The actual number of tax-free spin-offs hasn’t increased, as deal-making in general remains sharply off. There were 26 spins completed last year, a dozen fewer than in 2000, according to the Chicago-based research firm Spin-Off Advisors LLC.
But as a percentage of all announced divestitures of subsidiaries–including through carve-outs and tracking stocks–tax-free spin-offs rose to 67 percent in 2001 from 58 percent the previous year. (In a carve-out, the parent sells a portion of its subsidiary to the public, while a tracking stock reflects the performance of a division, but is generally nonvoting.) Through the first half of this year, the 15 completed spin-offs represented a smaller percentage of total divestitures than in the previous-year period.
Experts expect the proportion to be higher by year-end, however. Carve-outs are expected to slow considerably, with many companies forced to withdraw them because of a lack of interest in the marketplace.
A few companies have slowed their pursuit of a spin-off because of market conditions. Yellow Corp., a broad-based transportation services provider based in Overland Park, Kansas, decided about 18 months ago to spin off its regional SCS Transportation division when market and financial indicators were appropriate.
Why is Yellow divesting? The company “is spinning off the regionals to its shareholders because it believes each entity will be better able to extend its strategies,” says CFO Donald G. Barger Jr. After a spin-off, “investors will be able to see a clearer story, because the regional businesses are growing faster than the longer haul, while longer haul has a better return on capital.”
Yellow is still talking about the amount of debt to be transferred to the subsidiary, he says, but right now he expects the new company to have about $130 million of debt and a debt-to-EBITDA ratio of less than 2-to-1. Before its recent equity offering, the debt-to-EBITDA ratio of the parent was less than that as well.
The Debt-Swap Twist
Some companies have developed creative ways to extract tax-free cash from a subsidiary without burdening it with additional debt. Merck & Co.’s recent plan to spin off its Medco Health Solutions Inc. unit was originally to have begun with an IPO of nearly 20 percent of Medco in a deal with a debt-swap twist.
Merck planned to transfer the Medco stake to IPO underwriters J.P. Morgan Chase & Co. and Goldman Sachs, which in exchange would swap back to Merck an amount of Merck debt that both banks had purchased in the open market in advance of the deal.

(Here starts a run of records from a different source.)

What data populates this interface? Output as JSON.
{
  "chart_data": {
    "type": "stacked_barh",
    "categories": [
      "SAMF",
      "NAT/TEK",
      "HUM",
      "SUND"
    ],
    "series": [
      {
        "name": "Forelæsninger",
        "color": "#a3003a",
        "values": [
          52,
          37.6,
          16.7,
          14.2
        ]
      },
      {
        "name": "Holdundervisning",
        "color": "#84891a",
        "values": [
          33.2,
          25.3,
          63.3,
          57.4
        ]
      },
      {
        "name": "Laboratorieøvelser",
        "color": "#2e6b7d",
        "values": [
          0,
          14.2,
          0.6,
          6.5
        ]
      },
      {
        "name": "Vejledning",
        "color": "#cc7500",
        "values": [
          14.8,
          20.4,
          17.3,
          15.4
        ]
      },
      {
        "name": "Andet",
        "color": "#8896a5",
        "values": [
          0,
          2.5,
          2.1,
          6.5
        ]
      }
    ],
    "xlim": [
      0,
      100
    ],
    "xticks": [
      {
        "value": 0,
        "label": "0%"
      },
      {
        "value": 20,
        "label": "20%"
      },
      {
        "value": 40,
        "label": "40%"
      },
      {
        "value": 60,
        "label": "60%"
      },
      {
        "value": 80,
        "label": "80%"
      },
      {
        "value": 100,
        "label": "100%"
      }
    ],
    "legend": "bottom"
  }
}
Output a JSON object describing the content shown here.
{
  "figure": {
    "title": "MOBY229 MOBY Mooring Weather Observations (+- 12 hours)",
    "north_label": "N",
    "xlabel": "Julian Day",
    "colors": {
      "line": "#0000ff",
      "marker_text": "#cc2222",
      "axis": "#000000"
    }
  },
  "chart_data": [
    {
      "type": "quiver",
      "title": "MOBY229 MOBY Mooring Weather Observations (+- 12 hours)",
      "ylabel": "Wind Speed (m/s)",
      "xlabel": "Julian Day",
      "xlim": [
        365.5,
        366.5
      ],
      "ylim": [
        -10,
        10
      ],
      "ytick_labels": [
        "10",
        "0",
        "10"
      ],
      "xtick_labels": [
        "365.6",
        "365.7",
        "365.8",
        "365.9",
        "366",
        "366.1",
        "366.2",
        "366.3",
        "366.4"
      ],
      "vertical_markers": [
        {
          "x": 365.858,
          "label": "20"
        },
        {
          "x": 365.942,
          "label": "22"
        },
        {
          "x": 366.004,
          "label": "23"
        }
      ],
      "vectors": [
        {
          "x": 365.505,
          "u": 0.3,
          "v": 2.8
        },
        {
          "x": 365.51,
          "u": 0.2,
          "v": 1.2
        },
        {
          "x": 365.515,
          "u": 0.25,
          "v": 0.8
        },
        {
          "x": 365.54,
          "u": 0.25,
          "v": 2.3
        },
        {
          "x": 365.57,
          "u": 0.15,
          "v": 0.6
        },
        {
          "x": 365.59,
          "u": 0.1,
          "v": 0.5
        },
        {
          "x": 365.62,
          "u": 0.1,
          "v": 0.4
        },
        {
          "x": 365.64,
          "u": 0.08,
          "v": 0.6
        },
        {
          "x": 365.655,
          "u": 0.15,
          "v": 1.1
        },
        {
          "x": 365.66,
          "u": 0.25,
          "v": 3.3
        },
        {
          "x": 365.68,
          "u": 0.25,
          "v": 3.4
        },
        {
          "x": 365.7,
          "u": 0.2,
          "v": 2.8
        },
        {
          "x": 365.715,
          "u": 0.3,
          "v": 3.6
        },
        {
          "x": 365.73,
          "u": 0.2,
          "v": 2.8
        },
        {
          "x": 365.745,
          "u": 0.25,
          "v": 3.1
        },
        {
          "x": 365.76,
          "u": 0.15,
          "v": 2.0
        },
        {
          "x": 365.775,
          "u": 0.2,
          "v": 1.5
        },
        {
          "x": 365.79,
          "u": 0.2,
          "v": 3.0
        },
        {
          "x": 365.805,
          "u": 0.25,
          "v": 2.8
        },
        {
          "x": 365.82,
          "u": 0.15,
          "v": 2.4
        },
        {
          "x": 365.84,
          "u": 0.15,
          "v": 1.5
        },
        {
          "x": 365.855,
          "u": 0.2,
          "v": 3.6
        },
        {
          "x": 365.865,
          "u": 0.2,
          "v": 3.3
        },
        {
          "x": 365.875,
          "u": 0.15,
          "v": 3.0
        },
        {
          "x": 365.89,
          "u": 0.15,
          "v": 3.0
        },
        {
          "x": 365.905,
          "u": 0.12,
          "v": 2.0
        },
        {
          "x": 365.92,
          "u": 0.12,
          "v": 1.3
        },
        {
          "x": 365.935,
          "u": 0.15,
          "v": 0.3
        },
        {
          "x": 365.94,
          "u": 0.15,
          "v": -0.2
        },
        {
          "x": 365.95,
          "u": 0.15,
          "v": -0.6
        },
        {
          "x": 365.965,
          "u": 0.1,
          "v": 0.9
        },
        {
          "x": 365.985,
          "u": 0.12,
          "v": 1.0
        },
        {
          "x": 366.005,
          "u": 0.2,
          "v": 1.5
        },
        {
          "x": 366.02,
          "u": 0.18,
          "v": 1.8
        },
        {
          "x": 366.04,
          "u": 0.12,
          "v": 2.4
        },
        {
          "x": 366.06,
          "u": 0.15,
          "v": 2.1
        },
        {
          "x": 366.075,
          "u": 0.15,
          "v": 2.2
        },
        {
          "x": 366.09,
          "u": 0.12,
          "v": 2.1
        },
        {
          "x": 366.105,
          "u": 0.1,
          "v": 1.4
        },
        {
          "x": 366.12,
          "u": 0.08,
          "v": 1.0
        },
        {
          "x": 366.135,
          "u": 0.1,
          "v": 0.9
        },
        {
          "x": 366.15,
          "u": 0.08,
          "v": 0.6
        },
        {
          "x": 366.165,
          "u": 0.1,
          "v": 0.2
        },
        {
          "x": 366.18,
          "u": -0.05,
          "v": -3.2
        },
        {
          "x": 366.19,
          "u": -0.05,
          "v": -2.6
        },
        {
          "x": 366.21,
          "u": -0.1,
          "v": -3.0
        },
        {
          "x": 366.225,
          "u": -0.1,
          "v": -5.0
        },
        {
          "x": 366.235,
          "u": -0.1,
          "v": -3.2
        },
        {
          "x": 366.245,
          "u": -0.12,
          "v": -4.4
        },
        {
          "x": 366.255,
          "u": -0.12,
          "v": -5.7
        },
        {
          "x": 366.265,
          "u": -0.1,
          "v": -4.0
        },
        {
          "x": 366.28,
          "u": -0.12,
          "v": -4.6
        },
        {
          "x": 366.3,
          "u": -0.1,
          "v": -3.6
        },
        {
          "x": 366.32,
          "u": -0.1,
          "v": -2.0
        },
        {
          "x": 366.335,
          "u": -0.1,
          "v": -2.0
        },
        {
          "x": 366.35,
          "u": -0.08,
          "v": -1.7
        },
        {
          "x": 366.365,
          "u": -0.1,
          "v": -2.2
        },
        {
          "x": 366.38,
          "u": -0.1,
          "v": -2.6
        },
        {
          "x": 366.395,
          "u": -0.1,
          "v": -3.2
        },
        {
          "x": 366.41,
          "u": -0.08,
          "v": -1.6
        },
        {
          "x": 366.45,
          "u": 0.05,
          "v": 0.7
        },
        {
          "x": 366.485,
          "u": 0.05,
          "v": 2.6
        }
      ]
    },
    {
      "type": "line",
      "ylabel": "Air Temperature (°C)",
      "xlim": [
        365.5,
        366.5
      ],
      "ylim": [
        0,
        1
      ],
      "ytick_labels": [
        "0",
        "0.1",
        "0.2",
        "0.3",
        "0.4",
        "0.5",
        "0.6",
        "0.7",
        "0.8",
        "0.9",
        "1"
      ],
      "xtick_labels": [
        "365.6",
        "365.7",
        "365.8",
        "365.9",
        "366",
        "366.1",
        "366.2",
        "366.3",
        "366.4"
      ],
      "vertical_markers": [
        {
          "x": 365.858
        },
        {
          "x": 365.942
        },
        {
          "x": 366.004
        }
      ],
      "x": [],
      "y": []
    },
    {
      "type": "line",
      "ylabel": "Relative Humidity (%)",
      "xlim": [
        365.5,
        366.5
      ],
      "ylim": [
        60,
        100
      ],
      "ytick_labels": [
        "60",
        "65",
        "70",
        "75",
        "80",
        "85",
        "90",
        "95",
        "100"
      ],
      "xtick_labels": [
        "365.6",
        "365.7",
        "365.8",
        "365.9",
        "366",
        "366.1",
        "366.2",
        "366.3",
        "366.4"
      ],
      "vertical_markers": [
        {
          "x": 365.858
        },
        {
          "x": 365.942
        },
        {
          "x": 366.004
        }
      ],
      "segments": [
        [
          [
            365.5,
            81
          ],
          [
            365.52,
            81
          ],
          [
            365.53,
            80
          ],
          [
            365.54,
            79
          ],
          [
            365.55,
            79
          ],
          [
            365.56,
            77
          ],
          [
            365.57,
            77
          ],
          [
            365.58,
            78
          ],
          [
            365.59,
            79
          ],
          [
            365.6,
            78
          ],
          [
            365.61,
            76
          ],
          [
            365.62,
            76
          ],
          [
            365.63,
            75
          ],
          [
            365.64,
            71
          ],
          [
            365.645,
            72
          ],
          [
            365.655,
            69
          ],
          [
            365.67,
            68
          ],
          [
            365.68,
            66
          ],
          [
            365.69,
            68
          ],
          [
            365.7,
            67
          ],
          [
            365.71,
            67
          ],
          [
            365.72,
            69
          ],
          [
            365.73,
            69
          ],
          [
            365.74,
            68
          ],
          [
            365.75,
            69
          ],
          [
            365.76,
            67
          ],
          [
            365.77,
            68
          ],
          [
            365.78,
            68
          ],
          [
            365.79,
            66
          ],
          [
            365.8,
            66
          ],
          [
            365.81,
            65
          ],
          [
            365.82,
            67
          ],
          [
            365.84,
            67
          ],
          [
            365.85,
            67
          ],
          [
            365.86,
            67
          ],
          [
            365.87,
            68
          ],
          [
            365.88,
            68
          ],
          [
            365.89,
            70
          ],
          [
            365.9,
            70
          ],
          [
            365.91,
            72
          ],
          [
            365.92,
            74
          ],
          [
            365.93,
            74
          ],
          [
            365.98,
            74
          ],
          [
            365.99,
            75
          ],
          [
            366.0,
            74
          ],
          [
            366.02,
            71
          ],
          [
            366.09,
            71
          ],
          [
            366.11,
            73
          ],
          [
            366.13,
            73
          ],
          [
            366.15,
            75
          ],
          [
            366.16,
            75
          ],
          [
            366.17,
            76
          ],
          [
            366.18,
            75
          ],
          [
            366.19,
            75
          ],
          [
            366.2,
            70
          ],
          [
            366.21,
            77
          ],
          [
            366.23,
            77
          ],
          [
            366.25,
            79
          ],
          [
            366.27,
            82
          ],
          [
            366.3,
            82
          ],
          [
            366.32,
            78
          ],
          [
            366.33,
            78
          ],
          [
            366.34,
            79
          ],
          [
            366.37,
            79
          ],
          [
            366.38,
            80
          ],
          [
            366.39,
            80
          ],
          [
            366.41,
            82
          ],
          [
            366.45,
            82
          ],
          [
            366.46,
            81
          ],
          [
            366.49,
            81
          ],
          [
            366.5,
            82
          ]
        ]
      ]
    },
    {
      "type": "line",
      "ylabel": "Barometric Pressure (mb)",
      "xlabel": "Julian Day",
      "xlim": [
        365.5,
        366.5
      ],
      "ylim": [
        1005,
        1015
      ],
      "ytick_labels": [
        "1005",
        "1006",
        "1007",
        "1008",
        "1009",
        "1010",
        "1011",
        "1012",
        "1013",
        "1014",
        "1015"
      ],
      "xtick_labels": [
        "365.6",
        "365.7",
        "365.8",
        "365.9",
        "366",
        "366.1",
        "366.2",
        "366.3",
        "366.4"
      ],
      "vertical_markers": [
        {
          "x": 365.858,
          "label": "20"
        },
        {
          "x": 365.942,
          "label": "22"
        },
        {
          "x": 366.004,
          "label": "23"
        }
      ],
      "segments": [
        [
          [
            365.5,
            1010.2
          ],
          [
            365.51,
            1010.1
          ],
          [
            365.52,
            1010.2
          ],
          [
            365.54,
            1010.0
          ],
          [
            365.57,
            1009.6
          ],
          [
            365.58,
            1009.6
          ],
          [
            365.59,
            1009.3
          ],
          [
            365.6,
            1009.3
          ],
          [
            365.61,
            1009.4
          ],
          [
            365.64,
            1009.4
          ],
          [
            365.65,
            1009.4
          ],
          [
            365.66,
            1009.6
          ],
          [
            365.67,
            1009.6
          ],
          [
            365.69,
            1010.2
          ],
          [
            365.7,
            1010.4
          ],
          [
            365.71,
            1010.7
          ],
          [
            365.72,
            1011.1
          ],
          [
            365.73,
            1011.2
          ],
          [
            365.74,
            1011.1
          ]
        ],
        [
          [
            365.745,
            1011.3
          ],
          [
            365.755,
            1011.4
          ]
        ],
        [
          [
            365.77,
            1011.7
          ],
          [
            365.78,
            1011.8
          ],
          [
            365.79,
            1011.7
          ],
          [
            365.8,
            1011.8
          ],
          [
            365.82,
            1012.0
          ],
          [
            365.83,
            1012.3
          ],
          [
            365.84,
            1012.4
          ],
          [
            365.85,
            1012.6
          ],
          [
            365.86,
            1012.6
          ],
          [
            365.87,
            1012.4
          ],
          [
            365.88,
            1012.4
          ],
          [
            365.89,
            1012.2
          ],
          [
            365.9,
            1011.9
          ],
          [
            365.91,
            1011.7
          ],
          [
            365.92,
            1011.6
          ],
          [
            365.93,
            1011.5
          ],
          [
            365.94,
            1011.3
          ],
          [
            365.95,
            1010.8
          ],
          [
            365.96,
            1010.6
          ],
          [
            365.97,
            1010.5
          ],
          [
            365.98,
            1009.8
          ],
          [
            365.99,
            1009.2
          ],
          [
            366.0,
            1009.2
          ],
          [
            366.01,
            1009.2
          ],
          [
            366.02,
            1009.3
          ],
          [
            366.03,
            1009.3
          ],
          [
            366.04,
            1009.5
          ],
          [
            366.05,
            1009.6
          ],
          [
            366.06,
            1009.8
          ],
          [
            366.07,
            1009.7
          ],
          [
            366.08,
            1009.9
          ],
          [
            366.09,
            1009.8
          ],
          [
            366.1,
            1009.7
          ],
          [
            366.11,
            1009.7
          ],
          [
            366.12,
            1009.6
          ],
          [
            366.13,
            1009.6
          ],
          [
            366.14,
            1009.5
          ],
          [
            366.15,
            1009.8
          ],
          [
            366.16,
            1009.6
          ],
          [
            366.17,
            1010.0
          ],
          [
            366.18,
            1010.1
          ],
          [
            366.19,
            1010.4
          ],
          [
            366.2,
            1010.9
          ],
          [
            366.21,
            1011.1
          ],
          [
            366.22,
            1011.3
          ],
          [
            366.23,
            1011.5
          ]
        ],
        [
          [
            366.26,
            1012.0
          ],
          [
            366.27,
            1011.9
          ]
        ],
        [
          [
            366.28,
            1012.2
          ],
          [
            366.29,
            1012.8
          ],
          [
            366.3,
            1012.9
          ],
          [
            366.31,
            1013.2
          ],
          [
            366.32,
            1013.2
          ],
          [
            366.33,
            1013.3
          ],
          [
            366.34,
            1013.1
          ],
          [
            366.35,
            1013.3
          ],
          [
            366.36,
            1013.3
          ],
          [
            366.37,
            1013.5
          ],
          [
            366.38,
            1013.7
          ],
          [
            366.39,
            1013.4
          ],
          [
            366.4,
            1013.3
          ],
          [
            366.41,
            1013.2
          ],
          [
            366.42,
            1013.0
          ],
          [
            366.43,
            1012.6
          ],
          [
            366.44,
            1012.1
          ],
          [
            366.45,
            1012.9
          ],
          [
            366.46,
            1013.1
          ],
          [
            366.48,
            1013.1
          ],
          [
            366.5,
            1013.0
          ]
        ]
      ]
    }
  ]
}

Had Merck received cash from the underwriters, it would have been taxed on the proceeds. (Merck recently withdrew the registration for the IPO, but presumably plans to proceed at some point with its spin-off.)
AT&T recently spun off its wireless division and executed a similar equity-for-debt swap, as did Lucent Technologies with its Agere Systems Inc. subsidiary. “We’re seeing a lot more action in this area,” says Lehman Brothers’s Willens.
Kris Frieswick is a staff writer at CFO.